Rochester Grocer Sentenced to Jail for Food Stamp Fraud

ROCHESTER – New York State Inspector General Catherine Leahy Scott today announced that a Rochester grocer who defrauded the government of more than $16,000 by illegally exchanging food stamps with low-income customers at his store for a fraction of their value in cash was sentenced today to 16 jail work weekends.

Nabil Saeed, 59, owner of Discount Food Market on Avenue D in Rochester, pleaded guilty last March in Monroe County Court to Misuse of Food Stamps, a felony. His plea led to today’s sentencing and included his forfeiture of more than $50,000 cash that was seized from his store.

Saeed was one of three charged last year as part of a year-long investigation by local, state and federal authorities into the illegal trafficking of more than $35,000 worth of food stamp benefits. Arrested last year along with Saeed was Kamalaldain Ahmed, 55, of Rochester, the owner and operator of Hudson Best Mini Mart on Hudson Avenue, and Aimal Sultan, 42, of Penfield, owner and operator of S and M Mini Mart on South Avenue. Ahmed and Sultan were also charged with Misuse of Food Stamps. Ahmed and Sultan have both since pleaded guilty to the charge and were each also previously sentenced to 16 jail work weekends.

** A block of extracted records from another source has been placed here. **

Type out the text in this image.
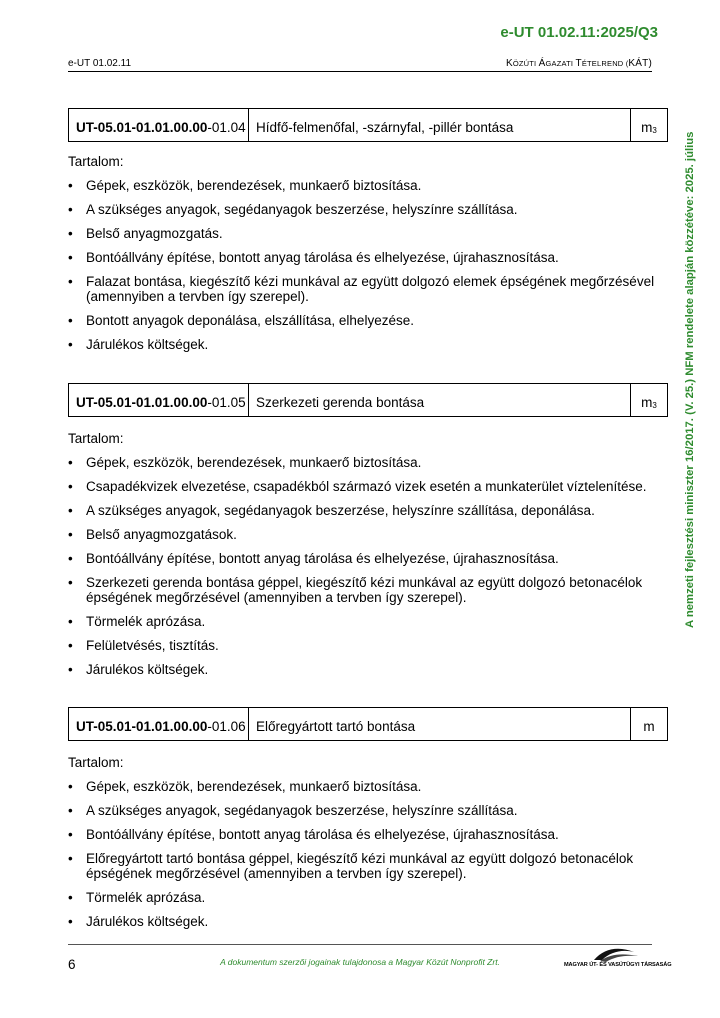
e-UT 01.02.11:2025/Q3
e-UT 01.02.11	KÖZÚTI ÁGAZATI TÉTELREND (KÁT)
A nemzeti fejlesztési miniszter 16/2017. (V. 25.) NFM rendelete alapján közzétéve: 2025. július
UT-05.01-01.01.00.00 -01.04 Hídfő-felmenőfal, -szárnyfal, -pillér bontása	$m_3$
Tartalom:
• Gépek, eszközök, berendezések, munkaerő biztosítása.
• A szükséges anyagok, segédanyagok beszerzése, helyszínre szállítása.
• Belső anyagmozgatás.
• Bontóállvány építése, bontott anyag tárolása és elhelyezése, újrahasznosítása.
• Falazat bontása, kiegészítő kézi munkával az együtt dolgozó elemek épségének megőrzésével (amennyiben a tervben így szerepel).
• Bontott anyagok deponálása, elszállítása, elhelyezése.
• Járulékos költségek.
UT-05.01-01.01.00.00 -01.05 Szerkezeti gerenda bontása	$m_3$
Tartalom:
• Gépek, eszközök, berendezések, munkaerő biztosítása.
• Csapadékvizek elvezetése, csapadékból származó vizek esetén a munkaterület víztelenítése.
• A szükséges anyagok, segédanyagok beszerzése, helyszínre szállítása, deponálása.
• Belső anyagmozgatások.
• Bontóállvány építése, bontott anyag tárolása és elhelyezése, újrahasznosítása.
• Szerkezeti gerenda bontása géppel, kiegészítő kézi munkával az együtt dolgozó betonacélok épségének megőrzésével (amennyiben a tervben így szerepel).
• Törmelék aprózása.
• Felületvésés, tisztítás.
• Járulékos költségek.
UT-05.01-01.01.00.00 -01.06 Előregyártott tartó bontása	m
Tartalom:
• Gépek, eszközök, berendezések, munkaerő biztosítása.
• A szükséges anyagok, segédanyagok beszerzése, helyszínre szállítása.
• Bontóállvány építése, bontott anyag tárolása és elhelyezése, újrahasznosítása.
• Előregyártott tartó bontása géppel, kiegészítő kézi munkával az együtt dolgozó betonacélok épségének megőrzésével (amennyiben a tervben így szerepel).
• Törmelék aprózása.
• Járulékos költségek.
6	A dokumentum szerzői jogainak tulajdonosa a Magyar Közút Nonprofit Zrt.	MAGYAR ÚT- ÉS VASÚTÜGYI TÁRSASÁG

“These were corrupt grocers entrusted to be part of a program to assist New Yorkers who are most in need of financial assistance,” said Inspector General Leahy Scott. “I will continue to vigorously pursue anyone who defrauds the public benefit system and the people it serves.”

Between January 2013 and May 2015, Saeed engaged in $16,596.80 worth of fraudulent food stamp transactions. Sultan was accused of engaging in $17,136.20 worth of fraudulent food stamp transactions while Ahmed was accused of engaging in $3,465.53 worth of fraudulent transactions.

Inspector General Leahy Scott’s investigation revealed that the store owners engaged in a food stamp trafficking scheme, predominantly one in which store owners provided discounted cash payments to customers in exchange for the full value of their food stamp benefits. Typically, the store owners would provide cash payments of 50% to 70% of the available food stamp benefits to the customer. In turn, the store owner would submit the entire amount of the customer’s food stamp benefit to the United States Department of Agriculture (USDA) for reimbursement, falsely indicating that the customer had purchased food at full value. In a separate scheme, the store owners allowed customers to purchase items not authorized under food stamp guidelines, such as cigarettes and lottery tickets.

The food stamp program, known also as the Supplemental Nutritional Assistance Program, or SNAP, is licensed and funded by the USDA, managed in New York by the State Office of Temporary and Disability Assistance (OTDA), and administered locally by the various social services districts around the State. The benefits are intended to provide food for low income residents including working people, seniors, individuals with disabilities, and others. Food stamp eligibility and benefit levels are based on household size, income, and other factors. The benefits can be accessed at registered retail stores throughout New York State using an Electronic Benefit Transfer card. Stores authorized to accept the benefits are licensed by the USDA.

Inspector General Leahy Scott thanked the USDA’s Office of Inspector General, Rochester Police Department, Monroe County Department of Human Services, and the State Office of Temporary and Disability Assistance for their cooperation in this investigation. The Inspector General also thanked the Monroe County District Attorney’s Office for handling the criminal prosecution, and the United States Attorney for the Northern District of New York which is handling the seizure of any assets forfeited by the defendants.